Towards a Deconstruction of Ilomorphism. Imago-Magia and Visionary Drawings. From Baroque Metonymy to Contemporary Polycentric Spaces
DOI:
https://doi.org/10.26375/disegno.18.2026.7Keywords:
polycentrism, encounter, hylomorphism, reversal, anarchitectureAbstract
This paper proposes a reinterpretation of drawing and artistic practice that goes beyond the traditional hylomorphic paradigm, which interprets creative activity as the formal imposition of an active subject upon a passive material. From an ontogenetic and relational perspective, it introduces the notion of synaptic drawing as an interpretive model that describes the creative process as an event of connection, emergence, and co-constitution among the author, the material, and the context. In dialogue with Bruno’s metaphysics of polycentricity, Michel Foucault’s hermeneutics of the subject, and Walter F. Otto’s anthropological theory, the text challenges the form/matter and active/passive dichotomies, highlighting how the work emerges from a dynamic process of interaction.
Through a theoretical exploration that weaves together philosophy, art history, and architectural theory, the text analyses perspectival devices as practices that generate subjectivity and meaning, from the crisis of linear perspective to the polycentric and unstable configurations of modernity and contemporaneity.

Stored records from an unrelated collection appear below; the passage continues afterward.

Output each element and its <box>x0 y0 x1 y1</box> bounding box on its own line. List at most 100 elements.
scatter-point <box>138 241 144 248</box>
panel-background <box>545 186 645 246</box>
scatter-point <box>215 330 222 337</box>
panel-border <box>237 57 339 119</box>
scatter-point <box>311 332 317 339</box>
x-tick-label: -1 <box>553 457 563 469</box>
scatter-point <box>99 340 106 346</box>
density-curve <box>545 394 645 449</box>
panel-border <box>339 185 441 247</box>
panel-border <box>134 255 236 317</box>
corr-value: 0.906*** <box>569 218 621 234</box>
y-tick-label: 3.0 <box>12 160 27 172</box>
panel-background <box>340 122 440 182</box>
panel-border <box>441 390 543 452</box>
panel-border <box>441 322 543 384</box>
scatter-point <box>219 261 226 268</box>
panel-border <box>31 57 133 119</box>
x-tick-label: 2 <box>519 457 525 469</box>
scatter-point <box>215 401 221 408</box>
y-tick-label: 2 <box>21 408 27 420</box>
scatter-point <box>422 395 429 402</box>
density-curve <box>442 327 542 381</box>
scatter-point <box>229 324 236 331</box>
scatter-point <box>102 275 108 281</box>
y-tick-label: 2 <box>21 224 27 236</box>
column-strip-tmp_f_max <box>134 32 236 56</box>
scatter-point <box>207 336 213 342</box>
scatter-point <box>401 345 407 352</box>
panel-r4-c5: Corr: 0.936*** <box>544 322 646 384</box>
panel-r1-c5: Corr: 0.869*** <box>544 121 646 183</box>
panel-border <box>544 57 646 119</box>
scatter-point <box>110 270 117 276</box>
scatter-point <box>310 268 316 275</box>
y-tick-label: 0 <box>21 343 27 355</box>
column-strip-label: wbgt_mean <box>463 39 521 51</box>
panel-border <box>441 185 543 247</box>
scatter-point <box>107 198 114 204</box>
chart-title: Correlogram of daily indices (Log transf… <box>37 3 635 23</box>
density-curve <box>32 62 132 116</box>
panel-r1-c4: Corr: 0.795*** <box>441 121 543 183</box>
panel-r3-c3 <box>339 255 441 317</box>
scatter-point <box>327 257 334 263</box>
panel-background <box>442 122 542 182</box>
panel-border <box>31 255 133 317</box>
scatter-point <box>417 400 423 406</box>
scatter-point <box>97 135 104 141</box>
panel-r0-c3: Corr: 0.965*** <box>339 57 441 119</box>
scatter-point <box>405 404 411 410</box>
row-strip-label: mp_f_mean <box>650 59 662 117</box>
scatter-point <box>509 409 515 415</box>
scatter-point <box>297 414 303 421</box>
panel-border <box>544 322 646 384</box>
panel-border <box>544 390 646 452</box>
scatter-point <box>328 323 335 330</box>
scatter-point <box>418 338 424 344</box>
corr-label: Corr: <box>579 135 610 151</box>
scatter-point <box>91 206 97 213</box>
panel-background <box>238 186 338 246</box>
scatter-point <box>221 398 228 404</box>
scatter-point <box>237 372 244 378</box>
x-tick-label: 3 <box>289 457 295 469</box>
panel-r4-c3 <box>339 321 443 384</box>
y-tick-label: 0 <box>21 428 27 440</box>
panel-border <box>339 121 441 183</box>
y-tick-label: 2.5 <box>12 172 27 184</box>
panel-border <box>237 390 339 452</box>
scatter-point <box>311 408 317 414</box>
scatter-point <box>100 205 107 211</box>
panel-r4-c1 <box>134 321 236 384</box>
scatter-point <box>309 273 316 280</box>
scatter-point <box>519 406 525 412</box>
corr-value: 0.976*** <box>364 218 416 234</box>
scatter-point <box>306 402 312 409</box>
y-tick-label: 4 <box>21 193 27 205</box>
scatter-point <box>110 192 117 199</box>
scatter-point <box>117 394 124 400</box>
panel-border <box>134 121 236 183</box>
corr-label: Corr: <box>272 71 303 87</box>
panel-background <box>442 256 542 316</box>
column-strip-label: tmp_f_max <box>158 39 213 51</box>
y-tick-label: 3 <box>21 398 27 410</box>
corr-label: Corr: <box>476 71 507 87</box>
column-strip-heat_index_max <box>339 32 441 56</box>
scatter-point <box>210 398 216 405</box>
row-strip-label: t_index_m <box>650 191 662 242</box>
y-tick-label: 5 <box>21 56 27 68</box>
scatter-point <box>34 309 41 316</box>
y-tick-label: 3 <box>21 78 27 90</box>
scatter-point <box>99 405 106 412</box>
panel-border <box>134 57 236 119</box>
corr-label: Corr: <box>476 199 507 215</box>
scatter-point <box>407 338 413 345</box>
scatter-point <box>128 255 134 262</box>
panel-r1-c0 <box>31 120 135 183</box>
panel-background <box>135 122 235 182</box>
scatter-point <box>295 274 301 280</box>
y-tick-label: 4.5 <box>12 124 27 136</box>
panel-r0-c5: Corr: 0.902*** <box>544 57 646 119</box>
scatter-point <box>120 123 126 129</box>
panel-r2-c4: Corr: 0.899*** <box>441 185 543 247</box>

Within this framework, visual and design examples –from the visionary architectures attributed to François de Nomé to the graphic experiments of Daniel Libeskind and the critical practices of Lebbeus Woods– demonstrate how space emerges as a relational field and the image is constituted in the tension between the visible and the invisible.
Synaptic drawing is thus understood as a practice that activates relationships, transforms the subject, and reconfigures reality. This gives rise to an aesthetic and epistemological paradigm in which the work takes shape as an event and an encounter, opening up to a polycentric and non-hierarchical conception of artistic practice, in which matter, author, and world mutually participate in the genesis of form.